9.1. Herz Lawyers and the Client shall keep the services confidential, as well as everything related to the services or anything they become aware of in connection with the services. Herz Lawyers and the Client shall take reasonable measures to ensure that persons affiliated with them do the same.

9.2.  The first sentence of  Article 9.1 does not apply where disclosure is mandatory pursuant to the law or a binding decision of a court or a government body or, in the case of Herz Lawyers, where disclosure is desirable with a view to providing the services.

  1. TERMINATION OF THE ENGAGEMENT

10.1. The Client may terminate the engagement at any time, but only by giving written notice to its contact at Herz Lawyers.

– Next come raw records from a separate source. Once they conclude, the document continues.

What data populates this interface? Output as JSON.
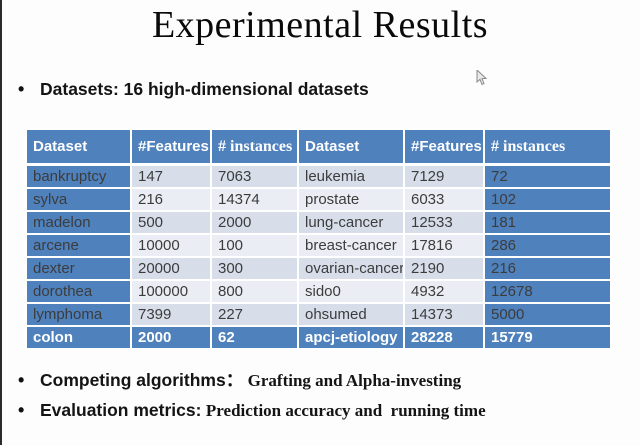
{
  "title": "Experimental Results",
  "bullets": {
    "marker": "•",
    "datasets": "Datasets: 16 high-dimensional datasets",
    "competing_label": "Competing algorithms：",
    "competing_value": "Grafting and Alpha-investing",
    "evaluation_label": "Evaluation metrics:",
    "evaluation_value": "Prediction accuracy and  running time"
  },
  "table": {
    "headers": [
      "Dataset",
      "#Features",
      "# instances",
      "Dataset",
      "#Features",
      "# instances"
    ],
    "rows": [
      [
        "bankruptcy",
        "147",
        "7063",
        "leukemia",
        "7129",
        "72"
      ],
      [
        "sylva",
        "216",
        "14374",
        "prostate",
        "6033",
        "102"
      ],
      [
        "madelon",
        "500",
        "2000",
        "lung-cancer",
        "12533",
        "181"
      ],
      [
        "arcene",
        "10000",
        "100",
        "breast-cancer",
        "17816",
        "286"
      ],
      [
        "dexter",
        "20000",
        "300",
        "ovarian-cancer",
        "2190",
        "216"
      ],
      [
        "dorothea",
        "100000",
        "800",
        "sido0",
        "4932",
        "12678"
      ],
      [
        "lymphoma",
        "7399",
        "227",
        "ohsumed",
        "14373",
        "5000"
      ],
      [
        "colon",
        "2000",
        "62",
        "apcj-etiology",
        "28228",
        "15779"
      ]
    ]
  },
  "colors": {
    "table_accent": "#4f81bd",
    "stripe_dark": "#d7deea",
    "stripe_light": "#eaedf4",
    "cell_text": "#3c3c3c",
    "header_text": "#ffffff"
  },
  "icons": {
    "cursor": "mouse-pointer"
  }
}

10.2. Herz Lawyers may terminate the engagement by giving the Client fourteen (14) days’ prior notice, or immediate notice if the client does not pay an invoice within fourteen (14) days of the due date, but always only by giving notice in writing.

10.3. If the engagement is terminated, the Client will owe the fees for the work carried out by Herz Lawyers before the end of the engagement and for any subsequent work that Herz Lawyers may need to do to transfer the matter to the Client or a third party.

  1. GOVERNING LAW 

11.1. The agreement for services (including Article 12 below) and any non-contractual obligation arising out of or in connection with the agreement are governed exclusively by Dutch law.

  1. COMPLAINTS AND DISPUTES 

12.1. Herz Lawyers maintains an internal complaints procedure. This procedure governs the handling of client complaints regarding the services provided by Herz Lawyers. The full text of the complaints procedure is available on the Herz Lawyers website. Herz Lawyer’s complaints procedure applies to work carried out by any persons affiliated with Herz Lawyers. 

12.2. Subject to Article 12.1, the District Court of Central Netherlands (Rechtbank Midden-Nederland) has exclusive jurisdiction to settle all disputes arising out of or in connection with the agreement for services, including disputes about its existence and its validity and any non-contractual obligations.

12.3. Article 11.1 and Article 12.2 apply equally to non-contractual obligations of Persons affiliated with Herz Lawyers that arise out of, or are connected with, the agreement for services. This paragraph is an irrevocable third-party clause for the benefit of every person affiliated with Herz Lawyers.

  1. PERSONAL DATA 

13.1. Terms defined in the General Data Protection Regulation (EU) 2016/679 (“GDPR”) have the same meaning in this Article 13.

13.2. The Client shall indemnify Herz Lawyers and all Persons affiliated with Herz Lawyers against any third-party claims and any resulting losses arising from the alleged unlawful processing of personal data in the course of the engagement, to the extent that such data was provided by the Client or processed on the Client’s instructions.

13.3. The Client shall ensure that data subjects are duly informed of the processing of their personal data in connection with the engagement, in accordance with the GDPR and within the applicable timeframes. Herz Lawyers shall act as the contact point for data subjects seeking to exercise their GDPR rights in relation to Herz Lawyers.

13.4. Upon becoming aware of a personal data breach relating to personal data processed in the course of the engagement, the Client and Herz Lawyers shall notify each other without undue delay. The parties shall consult prior to making any notifications to supervisory authorities or data subjects. The Client and Herz Lawyers shall promptly inform each other of any investigation by a supervisory authority relating to personal data processed in the course of the engagement.

  1. FINAL PROVISIONS 

14.1.  The applicability of any general terms and conditions referred to by the Client is expressly excluded.

14.2. Any deviations from these general terms and conditions shall be valid only if agreed in writing between Herz Lawyers and the Client.